福祉国家 救貧法の時代からポスト工業社会へ
デイヴィッド・ガーランド『福祉国家』(原著2016年)に、福祉国家研究の第一人者であるイエスタ・エスピン=アンデルセンが寄せた賛辞──「他に類を見ない重量級の小著」、「福祉国家に多少なりとも関心を持つすべての人にとっての決定的入門書」──は、決して過分のものではない。
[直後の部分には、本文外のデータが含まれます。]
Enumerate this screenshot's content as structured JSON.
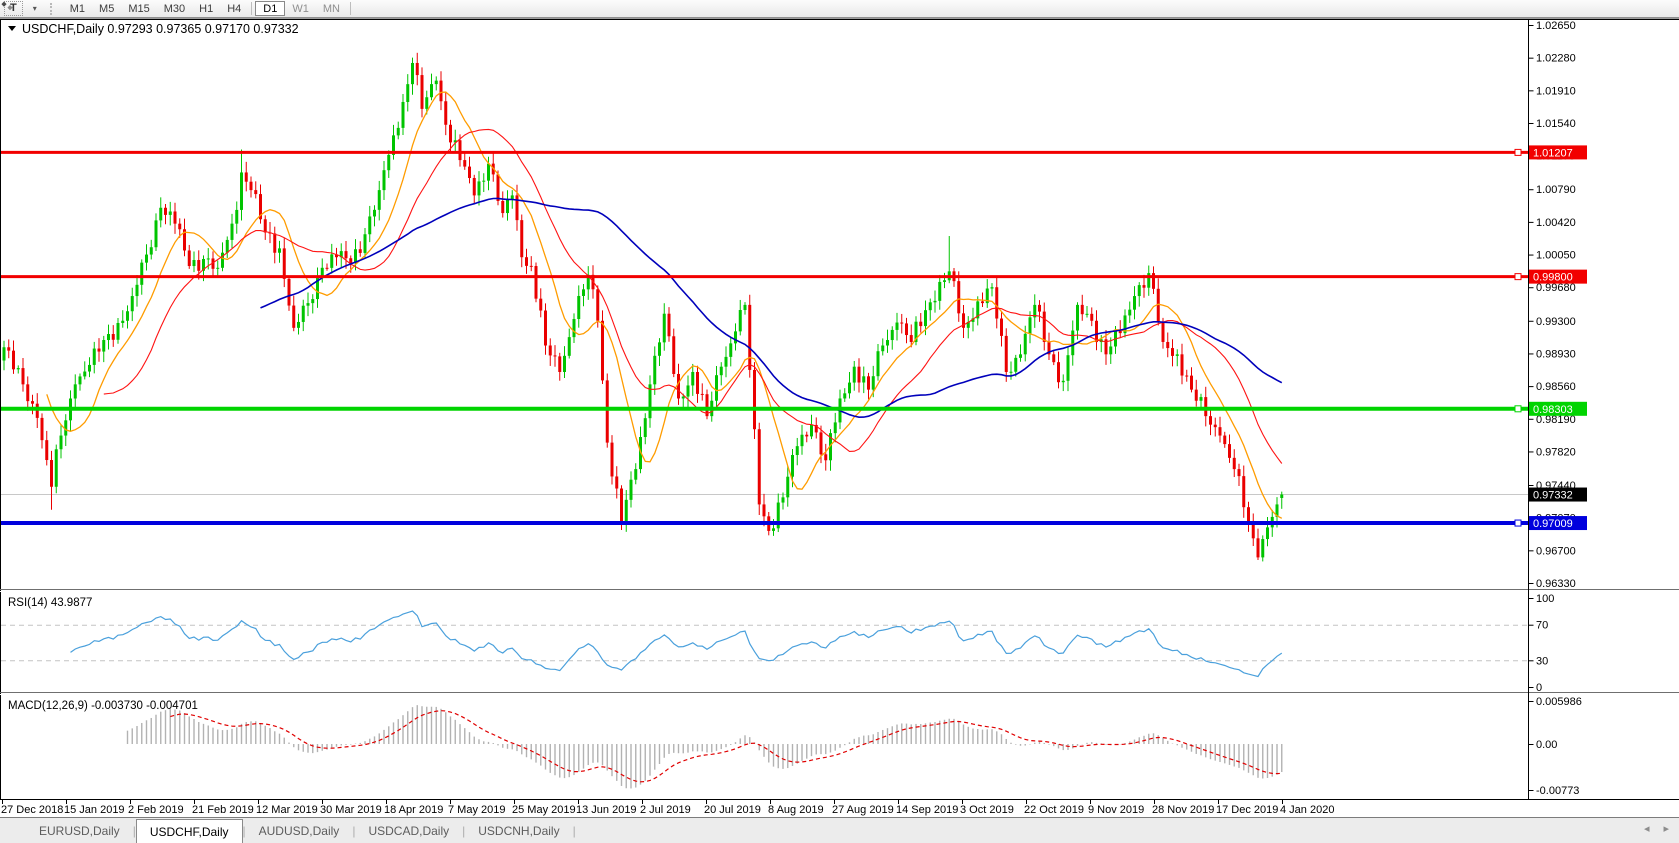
{
  "toolbar": {
    "text_tool_label": "T",
    "arrow_tool_icon": "diamond-arrows",
    "dropdown_glyph": "▾",
    "timeframes": [
      {
        "label": "M1",
        "active": false,
        "dim": false
      },
      {
        "label": "M5",
        "active": false,
        "dim": false
      },
      {
        "label": "M15",
        "active": false,
        "dim": false
      },
      {
        "label": "M30",
        "active": false,
        "dim": false
      },
      {
        "label": "H1",
        "active": false,
        "dim": false
      },
      {
        "label": "H4",
        "active": false,
        "dim": false
      },
      {
        "label": "D1",
        "active": true,
        "dim": false
      },
      {
        "label": "W1",
        "active": false,
        "dim": true
      },
      {
        "label": "MN",
        "active": false,
        "dim": true
      }
    ]
  },
  "tabs": {
    "items": [
      {
        "label": "EURUSD,Daily",
        "active": false
      },
      {
        "label": "USDCHF,Daily",
        "active": true
      },
      {
        "label": "AUDUSD,Daily",
        "active": false
      },
      {
        "label": "USDCAD,Daily",
        "active": false
      },
      {
        "label": "USDCNH,Daily",
        "active": false
      }
    ],
    "scroll_left_glyph": "◂",
    "scroll_right_glyph": "▸"
  },
  "chart_data": {
    "type": "candlestick",
    "title": "USDCHF,Daily  0.97293 0.97365 0.97170 0.97332",
    "symbol": "USDCHF",
    "timeframe": "Daily",
    "ohlc": {
      "open": "0.97293",
      "high": "0.97365",
      "low": "0.97170",
      "close": "0.97332"
    },
    "y_axis": {
      "min": 0.9633,
      "max": 1.0265,
      "ticks": [
        "1.02650",
        "1.02280",
        "1.01910",
        "1.01540",
        "1.01170",
        "1.00790",
        "1.00420",
        "1.00050",
        "0.99680",
        "0.99300",
        "0.98930",
        "0.98560",
        "0.98190",
        "0.97820",
        "0.97440",
        "0.97070",
        "0.96700",
        "0.96330"
      ]
    },
    "x_axis": {
      "date_labels": [
        "27 Dec 2018",
        "15 Jan 2019",
        "2 Feb 2019",
        "21 Feb 2019",
        "12 Mar 2019",
        "30 Mar 2019",
        "18 Apr 2019",
        "7 May 2019",
        "25 May 2019",
        "13 Jun 2019",
        "2 Jul 2019",
        "20 Jul 2019",
        "8 Aug 2019",
        "27 Aug 2019",
        "14 Sep 2019",
        "3 Oct 2019",
        "22 Oct 2019",
        "9 Nov 2019",
        "28 Nov 2019",
        "17 Dec 2019",
        "4 Jan 2020"
      ]
    },
    "horizontal_lines": [
      {
        "price": 1.01207,
        "label": "1.01207",
        "color": "#f20000",
        "width": 3
      },
      {
        "price": 0.998,
        "label": "0.99800",
        "color": "#f20000",
        "width": 3
      },
      {
        "price": 0.98303,
        "label": "0.98303",
        "color": "#00d400",
        "width": 4
      },
      {
        "price": 0.97009,
        "label": "0.97009",
        "color": "#0000dd",
        "width": 4
      }
    ],
    "bid": {
      "price": 0.97332,
      "label": "0.97332",
      "line_color": "#c8c8c8",
      "box_color": "#000000"
    },
    "candles": {
      "count": 270,
      "up_color": "#00c400",
      "down_color": "#ea0000",
      "close_anchors": [
        [
          0,
          0.99
        ],
        [
          4,
          0.9858
        ],
        [
          7,
          0.982
        ],
        [
          10,
          0.9742
        ],
        [
          12,
          0.98
        ],
        [
          15,
          0.9858
        ],
        [
          18,
          0.988
        ],
        [
          22,
          0.9915
        ],
        [
          25,
          0.993
        ],
        [
          27,
          0.9958
        ],
        [
          30,
          1.0005
        ],
        [
          33,
          1.0058
        ],
        [
          36,
          1.004
        ],
        [
          39,
          0.9992
        ],
        [
          42,
          1.0
        ],
        [
          45,
          0.999
        ],
        [
          48,
          1.004
        ],
        [
          50,
          1.0098
        ],
        [
          52,
          1.0078
        ],
        [
          55,
          1.003
        ],
        [
          58,
          1.0012
        ],
        [
          61,
          0.9922
        ],
        [
          64,
          0.995
        ],
        [
          67,
          0.999
        ],
        [
          70,
          1.0002
        ],
        [
          73,
          0.9995
        ],
        [
          76,
          1.0028
        ],
        [
          79,
          1.0078
        ],
        [
          82,
          1.014
        ],
        [
          85,
          1.0198
        ],
        [
          86,
          1.0222
        ],
        [
          88,
          1.017
        ],
        [
          91,
          1.0202
        ],
        [
          93,
          1.0152
        ],
        [
          96,
          1.0112
        ],
        [
          99,
          1.0072
        ],
        [
          102,
          1.0108
        ],
        [
          105,
          1.0052
        ],
        [
          107,
          1.0072
        ],
        [
          109,
          1.0002
        ],
        [
          111,
          0.9992
        ],
        [
          114,
          0.9902
        ],
        [
          117,
          0.9872
        ],
        [
          120,
          0.9932
        ],
        [
          123,
          0.9982
        ],
        [
          125,
          0.993
        ],
        [
          127,
          0.9792
        ],
        [
          130,
          0.9702
        ],
        [
          133,
          0.9762
        ],
        [
          136,
          0.9858
        ],
        [
          139,
          0.9938
        ],
        [
          142,
          0.9842
        ],
        [
          145,
          0.9872
        ],
        [
          148,
          0.9822
        ],
        [
          151,
          0.9878
        ],
        [
          154,
          0.9918
        ],
        [
          156,
          0.9948
        ],
        [
          159,
          0.9722
        ],
        [
          161,
          0.9692
        ],
        [
          164,
          0.973
        ],
        [
          167,
          0.9788
        ],
        [
          170,
          0.9812
        ],
        [
          173,
          0.9772
        ],
        [
          176,
          0.9842
        ],
        [
          179,
          0.9878
        ],
        [
          182,
          0.9852
        ],
        [
          185,
          0.9902
        ],
        [
          188,
          0.9928
        ],
        [
          191,
          0.9906
        ],
        [
          194,
          0.9942
        ],
        [
          197,
          0.9974
        ],
        [
          199,
          0.9986
        ],
        [
          202,
          0.9922
        ],
        [
          205,
          0.9952
        ],
        [
          208,
          0.9968
        ],
        [
          211,
          0.9872
        ],
        [
          214,
          0.9892
        ],
        [
          217,
          0.9948
        ],
        [
          220,
          0.9892
        ],
        [
          223,
          0.9862
        ],
        [
          226,
          0.9948
        ],
        [
          229,
          0.993
        ],
        [
          232,
          0.9892
        ],
        [
          235,
          0.9916
        ],
        [
          238,
          0.9958
        ],
        [
          241,
          0.9984
        ],
        [
          244,
          0.9906
        ],
        [
          247,
          0.9892
        ],
        [
          250,
          0.9852
        ],
        [
          253,
          0.9822
        ],
        [
          256,
          0.98
        ],
        [
          259,
          0.9762
        ],
        [
          262,
          0.9702
        ],
        [
          264,
          0.9662
        ],
        [
          266,
          0.9696
        ],
        [
          268,
          0.9722
        ],
        [
          269,
          0.97332
        ]
      ],
      "overrides": {
        "10": {
          "l": 0.9716
        },
        "50": {
          "h": 1.0124
        },
        "86": {
          "h": 1.0228
        },
        "130": {
          "l": 0.9693
        },
        "161": {
          "l": 0.9687
        },
        "199": {
          "h": 1.0026
        },
        "264": {
          "l": 0.9659
        },
        "269": {
          "o": 0.97293,
          "h": 0.97365,
          "l": 0.9717,
          "c": 0.97332
        }
      }
    },
    "moving_averages": [
      {
        "period": 10,
        "color": "#ff9c00",
        "width": 1.3
      },
      {
        "period": 22,
        "color": "#ff1414",
        "width": 1.1
      },
      {
        "period": 55,
        "color": "#0000bb",
        "width": 1.6
      }
    ],
    "rsi": {
      "label": "RSI(14) 43.9877",
      "period": 14,
      "value": 43.9877,
      "color": "#4aa0dc",
      "levels": [
        70,
        30
      ],
      "ticks": [
        "100",
        "70",
        "30",
        "0"
      ],
      "range": [
        0,
        100
      ]
    },
    "macd": {
      "label": "MACD(12,26,9) -0.003730 -0.004701",
      "fast": 12,
      "slow": 26,
      "signal": 9,
      "macd_value": -0.00373,
      "signal_value": -0.004701,
      "axis_ticks": [
        "0.005986",
        "0.00",
        "-0.00773"
      ],
      "axis_max": 0.005986,
      "axis_min": -0.00773,
      "histogram_color": "#b2b2b2",
      "signal_color": "#e00000"
    }
  }
}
オックスフォード大学出版局のVery Short Introductionsシリーズの一冊である本書は、限られた紙数(原著にして約140頁、邦訳でも200頁ほど)のなかで、福祉国家の通史や類型を手際よくまとめ、多様化する現代社会における福祉国家の窮状を抉り出すばかりか、「福祉国家」という名称自体の問題性──福祉「だけ」を行う国家は存在しないが、福祉を「まったく」行わない国家もまた存在しない──を前景化し、わたしたちの「福祉」概念を拡張する。ガーランドに言わせれば、福祉は、特定の経済階級や社会集団を益するものではなく、共同体の成員すべての命運にかかわるものである。ガーランドはわたしたちの福祉国家にたいする誤解を啓くだろう。
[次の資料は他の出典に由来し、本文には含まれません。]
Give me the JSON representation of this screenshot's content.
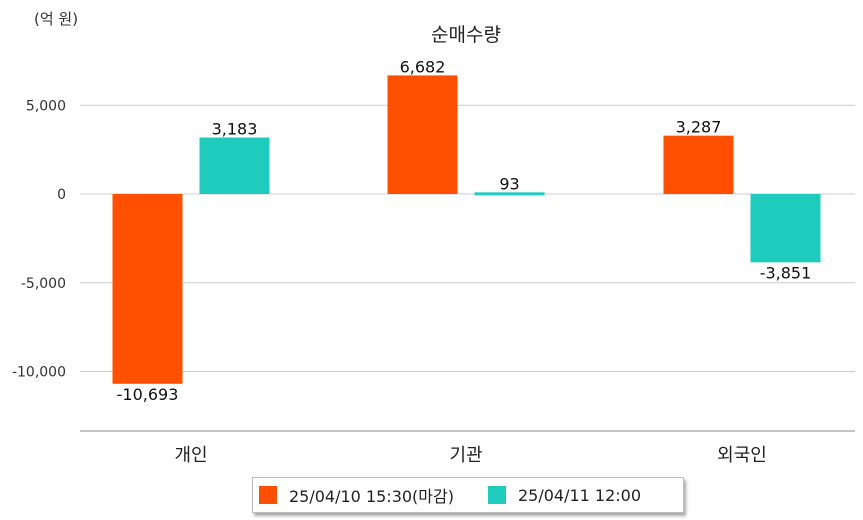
{
  "chart_data": {
    "type": "bar",
    "title": "순매수량",
    "unit_label": "(억 원)",
    "categories": [
      "개인",
      "기관",
      "외국인"
    ],
    "series": [
      {
        "name": "25/04/10 15:30(마감)",
        "color": "#ff5000",
        "values": [
          -10693,
          6682,
          3287
        ],
        "labels": [
          "-10,693",
          "6,682",
          "3,287"
        ]
      },
      {
        "name": "25/04/11 12:00",
        "color": "#1ecbbd",
        "values": [
          3183,
          93,
          -3851
        ],
        "labels": [
          "3,183",
          "93",
          "-3,851"
        ]
      }
    ],
    "y_ticks": [
      5000,
      0,
      -5000,
      -10000
    ],
    "y_tick_labels": [
      "5,000",
      "0",
      "-5,000",
      "-10,000"
    ],
    "ylim": [
      -13500,
      9800
    ],
    "grid": true,
    "legend_position": "bottom"
  }
}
本書がミシェル・フーコーによる「統治性 governmentality」の議論の俎上にあることは、福祉国家がなにより近代の問題として、さらにいえば、近代における民主主義と資本主義の必然的な矛盾の結節点に立ち現れるものとして定義されているところからも明らかである。その意味で、ガーランドの関心は、あれこれの時代のどこそこの国におけるしかじかの福祉国家ではなく、福祉国家一般というメタ的な次元にある。こう言ってみてもいい。ガーランドが本書で試みるのは、福祉国家が歴史上で実際に採った形態を論じることである以上に、福祉国家という統治様態が取りえた/うる可能性の領域を分節することである、と。
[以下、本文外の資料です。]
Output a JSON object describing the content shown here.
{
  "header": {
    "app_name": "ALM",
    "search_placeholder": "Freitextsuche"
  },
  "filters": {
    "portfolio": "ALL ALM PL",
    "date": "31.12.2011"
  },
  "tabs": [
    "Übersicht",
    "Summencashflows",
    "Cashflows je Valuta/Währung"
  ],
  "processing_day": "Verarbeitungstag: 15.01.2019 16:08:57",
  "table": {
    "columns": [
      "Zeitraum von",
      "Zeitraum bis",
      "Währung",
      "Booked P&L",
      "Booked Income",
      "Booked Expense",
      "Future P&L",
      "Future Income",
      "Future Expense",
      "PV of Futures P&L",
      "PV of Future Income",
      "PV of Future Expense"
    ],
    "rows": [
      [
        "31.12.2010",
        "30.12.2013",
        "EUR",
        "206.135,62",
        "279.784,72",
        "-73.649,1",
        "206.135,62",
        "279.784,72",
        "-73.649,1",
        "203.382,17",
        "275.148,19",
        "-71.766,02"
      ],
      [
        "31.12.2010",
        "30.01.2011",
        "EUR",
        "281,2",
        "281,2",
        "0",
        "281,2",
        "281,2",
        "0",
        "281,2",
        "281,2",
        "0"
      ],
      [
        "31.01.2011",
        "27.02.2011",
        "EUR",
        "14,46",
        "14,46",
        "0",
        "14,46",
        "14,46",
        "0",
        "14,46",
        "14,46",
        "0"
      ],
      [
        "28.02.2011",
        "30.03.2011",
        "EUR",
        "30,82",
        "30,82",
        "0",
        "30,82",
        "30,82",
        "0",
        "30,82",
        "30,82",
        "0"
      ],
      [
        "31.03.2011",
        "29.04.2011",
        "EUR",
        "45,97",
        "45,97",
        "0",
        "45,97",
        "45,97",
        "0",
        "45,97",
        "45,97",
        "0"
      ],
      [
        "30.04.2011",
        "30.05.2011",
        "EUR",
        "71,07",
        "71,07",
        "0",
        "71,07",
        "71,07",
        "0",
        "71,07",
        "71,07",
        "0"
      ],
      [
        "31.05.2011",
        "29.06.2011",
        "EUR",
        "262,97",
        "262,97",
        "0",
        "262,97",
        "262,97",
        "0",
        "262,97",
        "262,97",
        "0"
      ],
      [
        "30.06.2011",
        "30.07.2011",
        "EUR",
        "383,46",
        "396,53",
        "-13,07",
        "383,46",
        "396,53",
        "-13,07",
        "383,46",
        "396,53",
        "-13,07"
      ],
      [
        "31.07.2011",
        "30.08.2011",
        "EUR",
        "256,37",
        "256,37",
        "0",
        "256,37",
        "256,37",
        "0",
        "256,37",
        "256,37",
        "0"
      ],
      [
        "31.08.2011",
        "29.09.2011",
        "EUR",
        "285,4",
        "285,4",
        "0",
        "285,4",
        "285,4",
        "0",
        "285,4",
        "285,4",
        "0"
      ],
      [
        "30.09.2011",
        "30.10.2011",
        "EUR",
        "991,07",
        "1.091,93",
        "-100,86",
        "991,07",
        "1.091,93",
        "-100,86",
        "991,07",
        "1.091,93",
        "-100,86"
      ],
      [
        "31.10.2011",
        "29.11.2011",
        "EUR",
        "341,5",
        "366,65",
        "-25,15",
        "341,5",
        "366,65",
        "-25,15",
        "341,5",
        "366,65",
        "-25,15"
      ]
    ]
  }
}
ガーランドの『福祉国家』の特殊性は、もしかすると、福祉国家の擁護のために、生存権や人権を持ち出さないところかもしれない。ガーランドは一貫して福祉国家擁護論を唱えるが、にもかかわらず、左翼的ヒューマニズムという対抗原理を打ち出そうとはしない。彼はあくまで、ネオリベラリズム的な個人の自由と自己責任論をいなすようにして、それらの非現実性を指摘することで、福祉国家の必要不可欠性を引き出そうとする。『君主論』のマキャヴェリのような、狡い賢さ。
最終章が「なくてはならない福祉国家 The indispensable welfare state」と名づけられているのはあまりにも示唆的だ。福祉国家は、積極的に「あるべきもの」である以上に、「欠かせないもの」なのである。ガーランドは、背理法的なやり方で消極的に、しかしながら、消極的だからこそいっそう積極的であるようなやり方で、理想主義的にではなく、プラクティカルに、プラグマティックに、福祉国家を言祝ぐ。
雑多に多様な現実を暴力的なかたちで理想のほうに吊り上げるのでもなければ、ありえない理想を諦念的なかたちで現実に引き下ろすのでもなく、いまここにある現実をありのままに受け入れた上でなお、いまだここにない理想への地に足の着いた飛翔に憧れること。そのような(不)可能性への不断の挑戦にこそ、近代における福祉国家の存在理由が賭けられていることを、本書は痛いほどにわたしたちに教えてくれる。